Friday, July 01, 2005

Oh Canada!

Today is my first Canada Day in Canada! Compared to the independence day of it's southern neighbour (new spelling, eh?), Canada Day is a much more muted affair. Of course it stands to reason when you think about how it took Americans a whole war to do what the Canadians did by signing a few papers. One has to wonder if violence as a problem-solving strategy hasn't been entrenched in the American psyche since the very beginning of its existence.

This difference was apparent even in a casual conversation I had today with a local. We were discussing the prison release of Karla Homalka, who helped her husband rape and murder several young women. She is asking the Canadian government to make her release date private. I immediately jumped to the conclusion that she was fearing a vigilante execution as soon as she stepped out of prison (ie Jack Ruby vrs. Lee Harvey Oswald). However, my Canadian companion denied that this is a foregone conclusion here. Apparently despite hard-feelings, no Canadian feels their lives are worth giving up just to off a criminal like Homalka. In the States, there would be no shortage of volunteers.
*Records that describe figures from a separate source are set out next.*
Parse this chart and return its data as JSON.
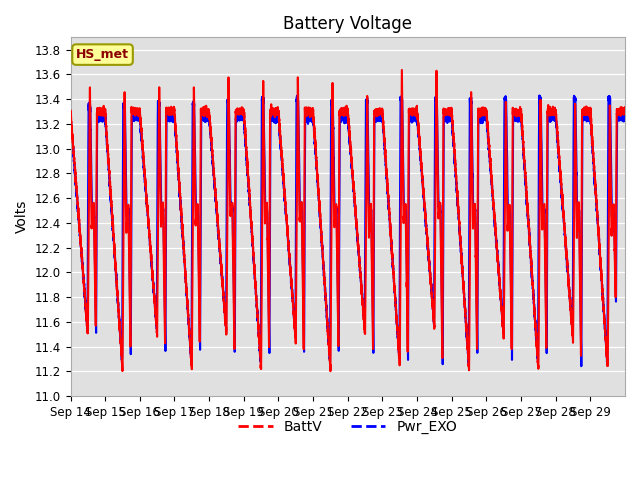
{
  "title": "Battery Voltage",
  "ylabel": "Volts",
  "ylim": [
    11.0,
    13.9
  ],
  "yticks": [
    11.0,
    11.2,
    11.4,
    11.6,
    11.8,
    12.0,
    12.2,
    12.4,
    12.6,
    12.8,
    13.0,
    13.2,
    13.4,
    13.6,
    13.8
  ],
  "xtick_labels": [
    "Sep 14",
    "Sep 15",
    "Sep 16",
    "Sep 17",
    "Sep 18",
    "Sep 19",
    "Sep 20",
    "Sep 21",
    "Sep 22",
    "Sep 23",
    "Sep 24",
    "Sep 25",
    "Sep 26",
    "Sep 27",
    "Sep 28",
    "Sep 29"
  ],
  "legend_labels": [
    "BattV",
    "Pwr_EXO"
  ],
  "batt_color": "red",
  "exo_color": "blue",
  "annotation_text": "HS_met",
  "plot_bg_color": "#e0e0e0",
  "title_fontsize": 12,
  "label_fontsize": 10,
  "tick_fontsize": 8.5,
  "linewidth": 1.5
}
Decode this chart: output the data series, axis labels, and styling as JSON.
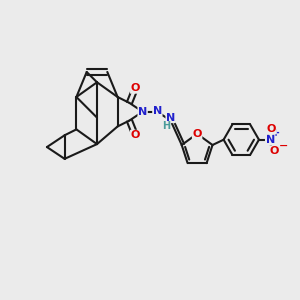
{
  "bg_color": "#ebebeb",
  "bond_color": "#1a1a1a",
  "nitrogen_color": "#2020cc",
  "oxygen_color": "#dd0000",
  "h_color": "#4a9a9a",
  "line_width": 1.5,
  "figsize": [
    3.0,
    3.0
  ],
  "dpi": 100,
  "xlim": [
    0,
    10
  ],
  "ylim": [
    0,
    10
  ]
}
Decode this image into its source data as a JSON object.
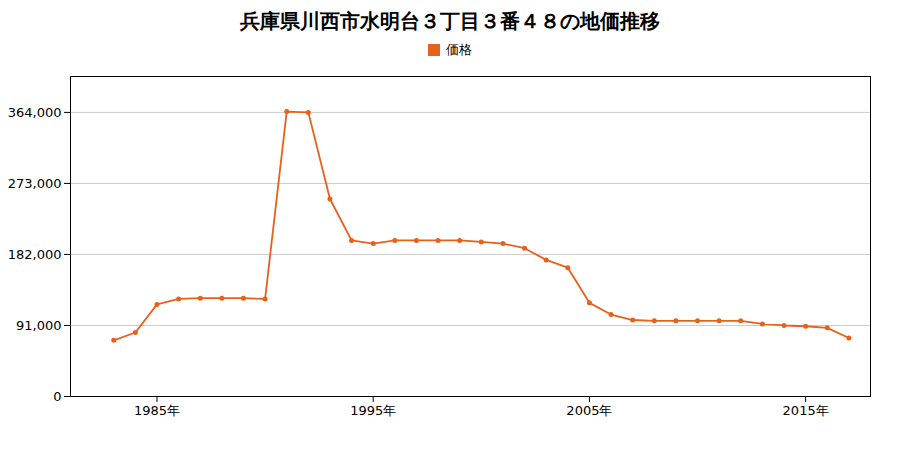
{
  "chart_data": {
    "type": "line",
    "title": "兵庫県川西市水明台３丁目３番４８の地価推移",
    "x": [
      1983,
      1984,
      1985,
      1986,
      1987,
      1988,
      1989,
      1990,
      1991,
      1992,
      1993,
      1994,
      1995,
      1996,
      1997,
      1998,
      1999,
      2000,
      2001,
      2002,
      2003,
      2004,
      2005,
      2006,
      2007,
      2008,
      2009,
      2010,
      2011,
      2012,
      2013,
      2014,
      2015,
      2016,
      2017
    ],
    "series": [
      {
        "name": "価格",
        "color": "#e8611a",
        "marker": "circle",
        "values": [
          72000,
          82000,
          118000,
          125000,
          126000,
          126000,
          126000,
          125000,
          365000,
          364000,
          253000,
          200000,
          196000,
          200000,
          200000,
          200000,
          200000,
          198000,
          196000,
          190000,
          175000,
          165000,
          120000,
          105000,
          98000,
          97000,
          97000,
          97000,
          97000,
          97000,
          93000,
          91000,
          90000,
          88000,
          75000
        ]
      }
    ],
    "xlim": [
      1981,
      2018
    ],
    "xticks": [
      {
        "value": 1985,
        "label": "1985年"
      },
      {
        "value": 1995,
        "label": "1995年"
      },
      {
        "value": 2005,
        "label": "2005年"
      },
      {
        "value": 2015,
        "label": "2015年"
      }
    ],
    "ylim": [
      0,
      410000
    ],
    "yticks": [
      0,
      {
        "value": 91000,
        "label": "91,000"
      },
      {
        "value": 182000,
        "label": "182,000"
      },
      {
        "value": 273000,
        "label": "273,000"
      },
      {
        "value": 364000,
        "label": "364,000"
      }
    ],
    "grid": "y",
    "legend": "top"
  }
}
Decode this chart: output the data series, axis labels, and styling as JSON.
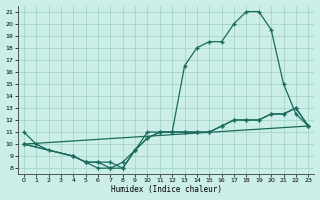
{
  "xlabel": "Humidex (Indice chaleur)",
  "bg_color": "#cceee8",
  "grid_color": "#aad8d0",
  "line_color": "#1a6b5a",
  "xlim": [
    -0.5,
    23.5
  ],
  "ylim": [
    7.5,
    21.5
  ],
  "xticks": [
    0,
    1,
    2,
    3,
    4,
    5,
    6,
    7,
    8,
    9,
    10,
    11,
    12,
    13,
    14,
    15,
    16,
    17,
    18,
    19,
    20,
    21,
    22,
    23
  ],
  "yticks": [
    8,
    9,
    10,
    11,
    12,
    13,
    14,
    15,
    16,
    17,
    18,
    19,
    20,
    21
  ],
  "curve1_x": [
    0,
    1,
    2,
    4,
    5,
    6,
    7,
    8,
    9,
    10,
    11,
    12,
    13,
    14,
    15,
    16,
    17,
    18,
    19,
    20,
    21,
    22,
    23
  ],
  "curve1_y": [
    11,
    10,
    9.5,
    9,
    8.5,
    8.5,
    8,
    8,
    9.5,
    11,
    11,
    11,
    16.5,
    18,
    18.5,
    18.5,
    20,
    21,
    21,
    19.5,
    15,
    12.5,
    11.5
  ],
  "curve2_x": [
    0,
    4,
    5,
    6,
    7,
    8,
    9,
    10,
    11,
    12,
    13,
    14,
    15,
    16,
    17,
    18,
    19,
    20,
    21,
    22,
    23
  ],
  "curve2_y": [
    10,
    9,
    8.5,
    8.5,
    8.5,
    8,
    9.5,
    10.5,
    11,
    11,
    11,
    11,
    11,
    11.5,
    12,
    12,
    12,
    12.5,
    12.5,
    13,
    11.5
  ],
  "curve3_x": [
    0,
    23
  ],
  "curve3_y": [
    10,
    11.5
  ],
  "curve4_x": [
    0,
    4,
    5,
    6,
    7,
    8,
    9,
    10,
    11,
    12,
    13,
    14,
    15,
    16,
    17,
    18,
    19,
    20,
    21,
    22,
    23
  ],
  "curve4_y": [
    10,
    9,
    8.5,
    8,
    8,
    8.5,
    9.5,
    10.5,
    11,
    11,
    11,
    11,
    11,
    11.5,
    12,
    12,
    12,
    12.5,
    12.5,
    13,
    11.5
  ]
}
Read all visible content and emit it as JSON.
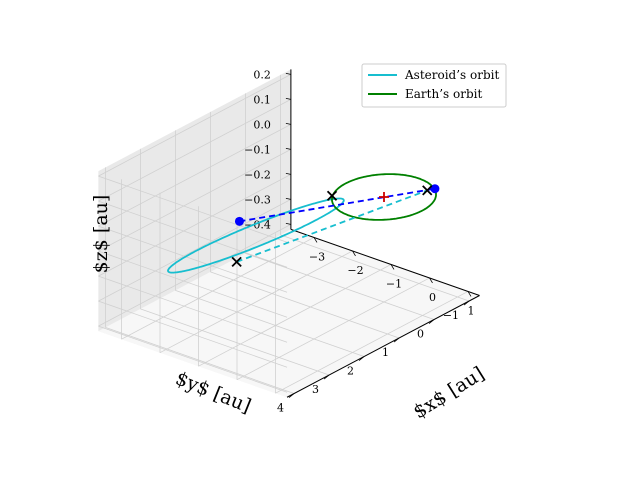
{
  "chart_data": {
    "type": "line",
    "projection": "3d",
    "xlabel": "$x$ [au]",
    "ylabel": "$y$ [au]",
    "zlabel": "$z$ [au]",
    "x_ticks": [
      "−3",
      "−2",
      "−1",
      "0",
      "1"
    ],
    "y_ticks": [
      "−1",
      "0",
      "1",
      "2",
      "3",
      "4"
    ],
    "z_ticks": [
      "−0.4",
      "−0.3",
      "−0.2",
      "−0.1",
      "0.0",
      "0.1",
      "0.2"
    ],
    "xlim": [
      -3.6,
      1.3
    ],
    "ylim": [
      -1.3,
      4.2
    ],
    "zlim": [
      -0.42,
      0.22
    ],
    "grid": true,
    "legend_position": "top-right",
    "series": [
      {
        "name": "Asteroid’s orbit",
        "color": "#17becf",
        "shape": "ellipse",
        "center": [
          -1.6,
          1.9,
          -0.1
        ],
        "axis_a": [
          2.3,
          1.5,
          0.25
        ],
        "axis_b": [
          -0.9,
          1.3,
          -0.1
        ]
      },
      {
        "name": "Earth’s orbit",
        "color": "#008000",
        "shape": "circle",
        "center": [
          0,
          0,
          0
        ],
        "radius": 1.0
      }
    ],
    "markers": [
      {
        "label": "asteroid-position",
        "symbol": "dot",
        "color": "#0000ff",
        "xyz": [
          -0.8,
          3.25,
          0.1
        ]
      },
      {
        "label": "earth-position",
        "symbol": "dot",
        "color": "#0000ff",
        "xyz": [
          0.55,
          -0.85,
          0.0
        ]
      },
      {
        "label": "sun",
        "symbol": "plus",
        "color": "#cc0000",
        "xyz": [
          0.0,
          0.0,
          0.0
        ]
      },
      {
        "label": "node-x-1",
        "symbol": "x",
        "color": "#000000",
        "xyz": [
          -0.85,
          0.55,
          0.0
        ]
      },
      {
        "label": "node-x-2",
        "symbol": "x",
        "color": "#000000",
        "xyz": [
          0.85,
          -0.3,
          0.05
        ]
      },
      {
        "label": "node-x-3",
        "symbol": "x",
        "color": "#000000",
        "xyz": [
          -2.6,
          1.35,
          -0.3
        ]
      }
    ],
    "connectors": [
      {
        "from": "asteroid-position",
        "to": "earth-position",
        "color": "#0000ff",
        "dash": true
      },
      {
        "from": "node-x-3",
        "to": "node-x-2",
        "color": "#17becf",
        "dash": true
      }
    ]
  }
}
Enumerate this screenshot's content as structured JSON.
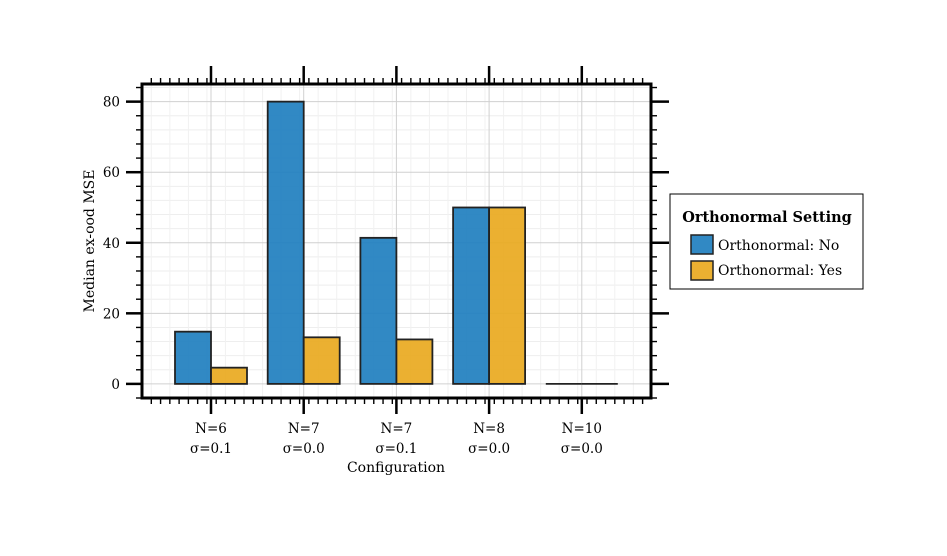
{
  "chart_data": {
    "type": "bar",
    "title": "",
    "xlabel": "Configuration",
    "ylabel": "Median ex-ood MSE",
    "categories": [
      {
        "line1": "N=6",
        "line2": "σ=0.1"
      },
      {
        "line1": "N=7",
        "line2": "σ=0.0"
      },
      {
        "line1": "N=7",
        "line2": "σ=0.1"
      },
      {
        "line1": "N=8",
        "line2": "σ=0.0"
      },
      {
        "line1": "N=10",
        "line2": "σ=0.0"
      }
    ],
    "series": [
      {
        "name": "Orthonormal: No",
        "color": "#1f7fbf",
        "values": [
          14.8,
          80.0,
          41.4,
          50.0,
          0.0
        ]
      },
      {
        "name": "Orthonormal: Yes",
        "color": "#e9a91f",
        "values": [
          4.6,
          13.2,
          12.6,
          50.0,
          0.0
        ]
      }
    ],
    "ylim": [
      -4,
      85
    ],
    "yticks": [
      0,
      20,
      40,
      60,
      80
    ],
    "grid": true,
    "legend": {
      "title": "Orthonormal Setting",
      "placement": "outside-right"
    }
  }
}
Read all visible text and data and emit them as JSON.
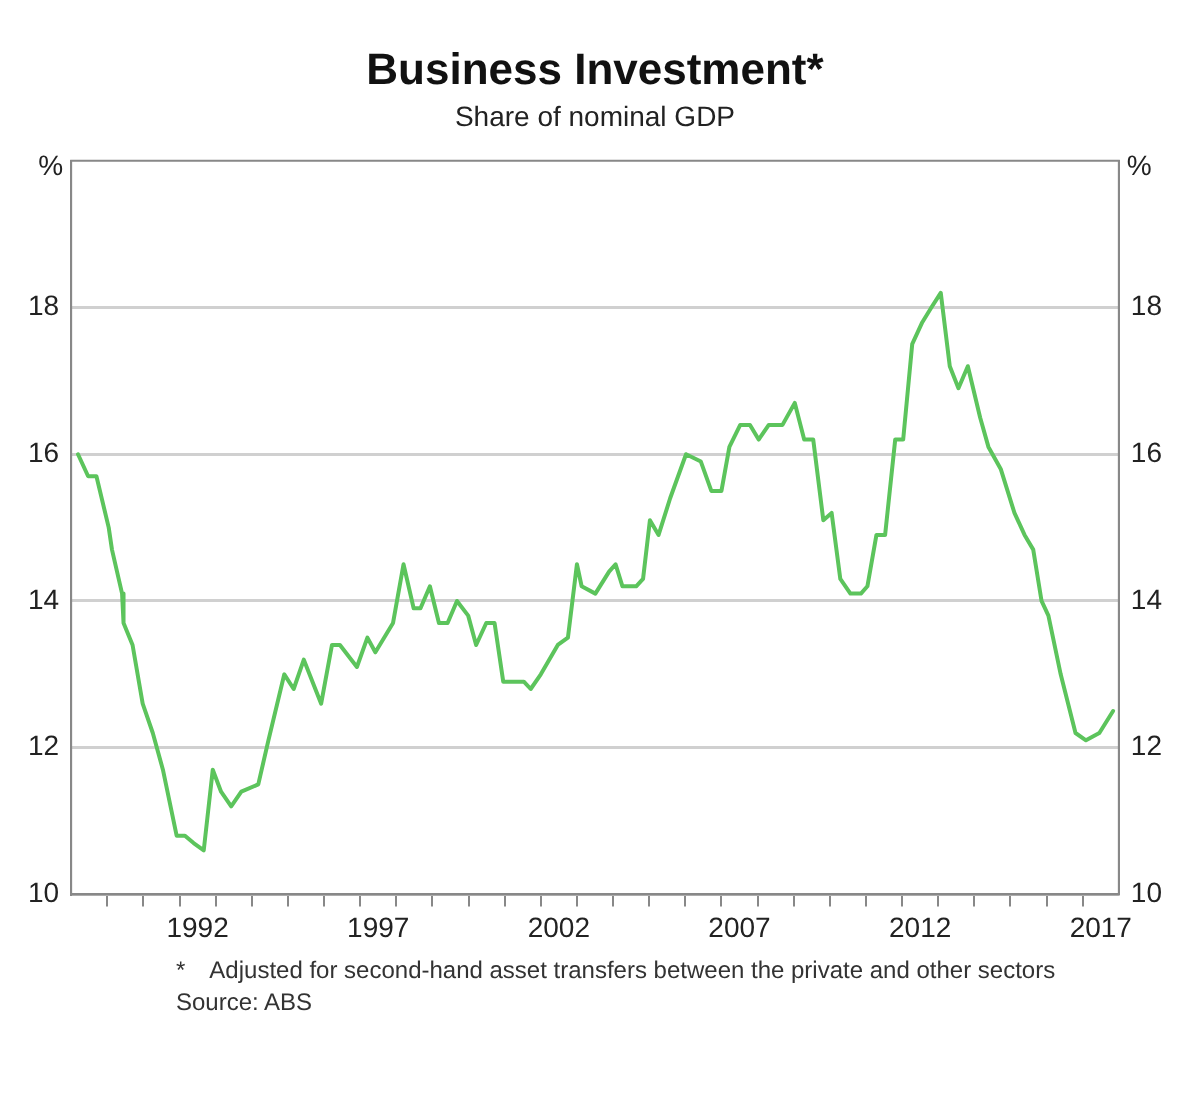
{
  "chart_data": {
    "type": "line",
    "title": "Business Investment*",
    "subtitle": "Share of nominal GDP",
    "ylabel": "%",
    "y2label": "%",
    "xlim": [
      1989,
      2018
    ],
    "xticks": [
      {
        "value": 1990,
        "label": null
      },
      {
        "value": 1991,
        "label": null
      },
      {
        "value": 1992,
        "label": null
      },
      {
        "value": 1992.5,
        "label": "1992"
      },
      {
        "value": 1993,
        "label": null
      },
      {
        "value": 1994,
        "label": null
      },
      {
        "value": 1995,
        "label": null
      },
      {
        "value": 1996,
        "label": null
      },
      {
        "value": 1997,
        "label": null
      },
      {
        "value": 1997.5,
        "label": "1997"
      },
      {
        "value": 1998,
        "label": null
      },
      {
        "value": 1999,
        "label": null
      },
      {
        "value": 2000,
        "label": null
      },
      {
        "value": 2001,
        "label": null
      },
      {
        "value": 2002,
        "label": null
      },
      {
        "value": 2002.5,
        "label": "2002"
      },
      {
        "value": 2003,
        "label": null
      },
      {
        "value": 2004,
        "label": null
      },
      {
        "value": 2005,
        "label": null
      },
      {
        "value": 2006,
        "label": null
      },
      {
        "value": 2007,
        "label": null
      },
      {
        "value": 2007.5,
        "label": "2007"
      },
      {
        "value": 2008,
        "label": null
      },
      {
        "value": 2009,
        "label": null
      },
      {
        "value": 2010,
        "label": null
      },
      {
        "value": 2011,
        "label": null
      },
      {
        "value": 2012,
        "label": null
      },
      {
        "value": 2012.5,
        "label": "2012"
      },
      {
        "value": 2013,
        "label": null
      },
      {
        "value": 2014,
        "label": null
      },
      {
        "value": 2015,
        "label": null
      },
      {
        "value": 2016,
        "label": null
      },
      {
        "value": 2017,
        "label": null
      },
      {
        "value": 2017.5,
        "label": "2017"
      }
    ],
    "ylim": [
      10,
      20
    ],
    "yticks": [
      10,
      12,
      14,
      16,
      18
    ],
    "y2lim": [
      10,
      20
    ],
    "y2ticks": [
      10,
      12,
      14,
      16,
      18
    ],
    "grid": "y",
    "legend": false,
    "line_style": "solid",
    "series": [
      {
        "color": "#5cc45c",
        "x": [
          1989.19,
          1989.47,
          1989.7,
          1990.04,
          1990.13,
          1990.41,
          1990.45,
          1990.7,
          1990.98,
          1991.26,
          1991.54,
          1991.92,
          1992.15,
          1992.39,
          1992.67,
          1992.92,
          1993.15,
          1993.43,
          1993.71,
          1994.18,
          1994.46,
          1994.9,
          1995.16,
          1995.44,
          1995.92,
          1996.22,
          1996.44,
          1996.91,
          1997.2,
          1997.42,
          1997.91,
          1998.2,
          1998.48,
          1998.67,
          1998.93,
          1999.18,
          1999.42,
          1999.68,
          1999.99,
          2000.21,
          2000.49,
          2000.72,
          2000.96,
          2001.34,
          2001.53,
          2001.72,
          2002.0,
          2002.47,
          2002.75,
          2003.0,
          2003.13,
          2003.51,
          2003.89,
          2004.07,
          2004.26,
          2004.64,
          2004.83,
          2005.02,
          2005.26,
          2005.58,
          2006.02,
          2006.43,
          2006.72,
          2007.0,
          2007.22,
          2007.52,
          2007.79,
          2008.03,
          2008.31,
          2008.69,
          2009.03,
          2009.29,
          2009.54,
          2009.82,
          2010.05,
          2010.29,
          2010.57,
          2010.86,
          2011.04,
          2011.29,
          2011.53,
          2011.81,
          2012.03,
          2012.28,
          2012.56,
          2012.81,
          2013.07,
          2013.32,
          2013.56,
          2013.82,
          2014.16,
          2014.39,
          2014.73,
          2015.11,
          2015.39,
          2015.63,
          2015.86,
          2016.05,
          2016.39,
          2016.8,
          2017.09,
          2017.46,
          2017.84
        ],
        "values": [
          16.0,
          15.7,
          15.7,
          15.0,
          14.7,
          14.1,
          13.7,
          13.4,
          12.6,
          12.2,
          11.7,
          10.8,
          10.8,
          10.7,
          10.6,
          11.7,
          11.4,
          11.2,
          11.4,
          11.5,
          12.1,
          13.0,
          12.8,
          13.2,
          12.6,
          13.4,
          13.4,
          13.1,
          13.5,
          13.3,
          13.7,
          14.5,
          13.9,
          13.9,
          14.2,
          13.7,
          13.7,
          14.0,
          13.8,
          13.4,
          13.7,
          13.7,
          12.9,
          12.9,
          12.9,
          12.8,
          13.0,
          13.4,
          13.5,
          14.5,
          14.2,
          14.1,
          14.4,
          14.5,
          14.2,
          14.2,
          14.3,
          15.1,
          14.9,
          15.4,
          16.0,
          15.9,
          15.5,
          15.5,
          16.1,
          16.4,
          16.4,
          16.2,
          16.4,
          16.4,
          16.7,
          16.2,
          16.2,
          15.1,
          15.2,
          14.3,
          14.1,
          14.1,
          14.2,
          14.9,
          14.9,
          16.2,
          16.2,
          17.5,
          17.8,
          18.0,
          18.2,
          17.2,
          16.9,
          17.2,
          16.5,
          16.1,
          15.8,
          15.2,
          14.9,
          14.7,
          14.0,
          13.8,
          13.0,
          12.2,
          12.1,
          12.2,
          12.5
        ]
      }
    ],
    "annotations": [
      "* Adjusted for second-hand asset transfers between the private and other sectors",
      "Source: ABS"
    ]
  }
}
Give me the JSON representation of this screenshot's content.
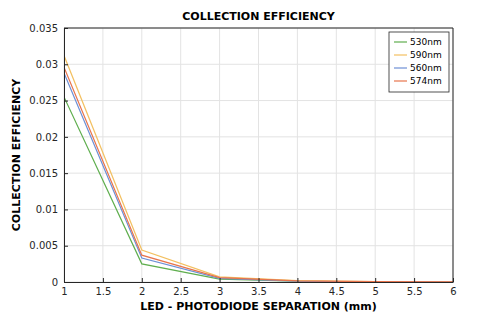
{
  "chart_data": {
    "type": "line",
    "title": "COLLECTION EFFICIENCY",
    "x_label": "LED - PHOTODIODE SEPARATION (mm)",
    "y_label": "COLLECTION EFFICIENCY",
    "x": [
      1,
      2,
      3,
      4,
      5,
      6
    ],
    "series": [
      {
        "name": "530nm",
        "color": "#5fae4e",
        "values": [
          0.0255,
          0.0025,
          0.0004,
          0.0001,
          2e-05,
          0.0
        ]
      },
      {
        "name": "590nm",
        "color": "#f3c061",
        "values": [
          0.0312,
          0.0044,
          0.0007,
          0.0002,
          5e-05,
          1e-05
        ]
      },
      {
        "name": "560nm",
        "color": "#6d8fd6",
        "values": [
          0.0288,
          0.0033,
          0.0005,
          0.0001,
          3e-05,
          0.0
        ]
      },
      {
        "name": "574nm",
        "color": "#e8744c",
        "values": [
          0.0296,
          0.0037,
          0.0006,
          0.00015,
          4e-05,
          1e-05
        ]
      }
    ],
    "xlim": [
      1,
      6
    ],
    "xticks": [
      1,
      1.5,
      2,
      2.5,
      3,
      3.5,
      4,
      4.5,
      5,
      5.5,
      6
    ],
    "ylim": [
      0,
      0.035
    ],
    "yticks": [
      0,
      0.005,
      0.01,
      0.015,
      0.02,
      0.025,
      0.03,
      0.035
    ],
    "grid": true,
    "legend": "top-right"
  }
}
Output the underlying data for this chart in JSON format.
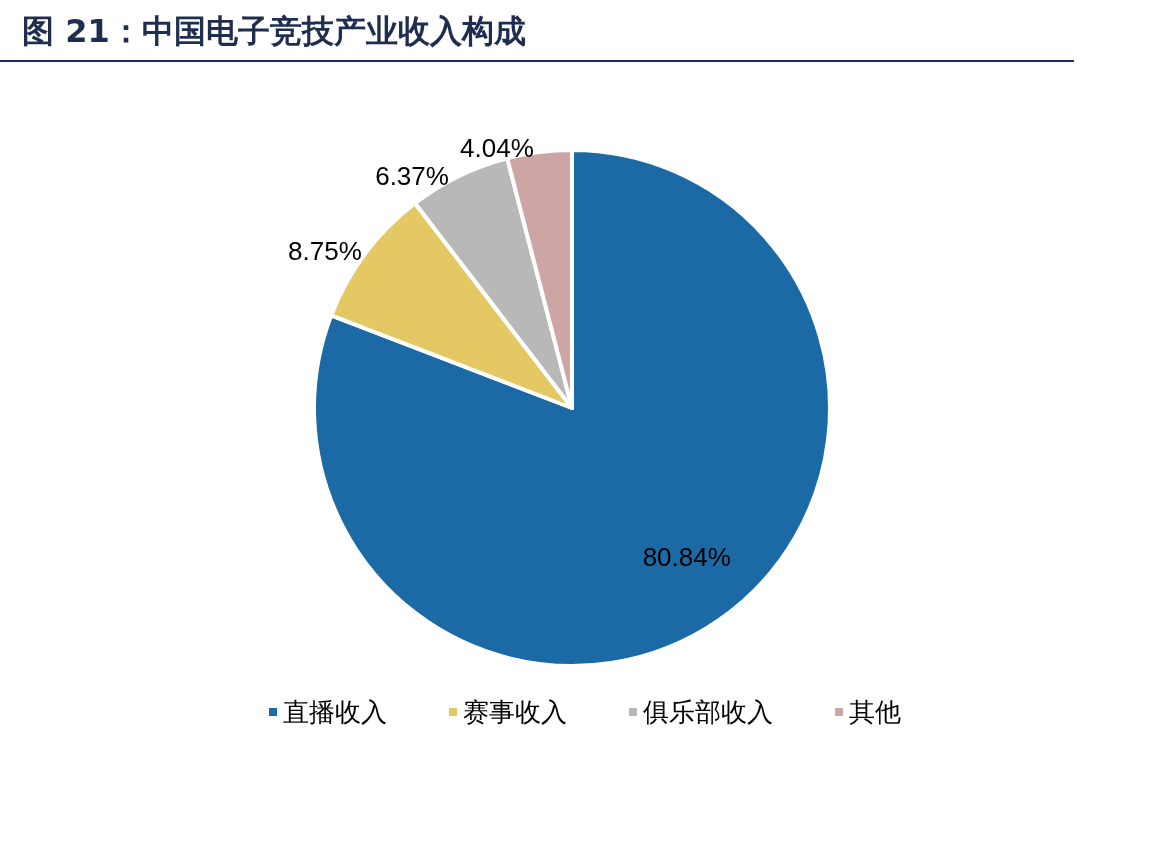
{
  "chart_data": {
    "type": "pie",
    "title": "图 21：中国电子竞技产业收入构成",
    "categories": [
      "直播收入",
      "赛事收入",
      "俱乐部收入",
      "其他"
    ],
    "values": [
      80.84,
      8.75,
      6.37,
      4.04
    ],
    "value_labels": [
      "80.84%",
      "8.75%",
      "6.37%",
      "4.04%"
    ],
    "colors": [
      "#1b6aa5",
      "#e3c864",
      "#b8b8b8",
      "#cda5a5"
    ],
    "legend": "bottom"
  }
}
On a completely unrelated note, I'd like to thank those in the Canadian House of Commons for putting their political careers at risk to approve a bill extending marriage to same-sex couples. When this bill passes the Senate, Canada will join Belgium, Netherlands and Spain in giving full benefits and privileges to all, regardless of who they love (And no, I don't believe this opens the door to polygamy or legalized pedophilla and bestiality. People who throw this argument on the table are just grasping for straws.).

I find it humbling that people care about something that only affects a small minority. Issues like education and health care have much more wide reaching benefits. However when Prime Minister Paul Martin made the following comment, it struck me: the rights of a minority should be the concern of everyone.
"The Charter was enshrined to ensure that the rights of minorities are not subjected, are never subjected, to the will of the majority. The rights of Canadians who belong to a minority group must always be protected by virtue of their status as citizens, regardless of their numbers. These rights must never be left vulnerable to the impulses of the majority."

So on this day of celebration I would like to say thank you Paul Martin. Thank you Parliment members. Thank you Canada!

1 comment:

Anonymous said...

I'm just afraid that I'm going to come visit you in your beloved Canada and you will have a maple leaf tattooed on your butt. I'm also afraid you will never come home. Mostly I'm happy for you, and a little sad for me.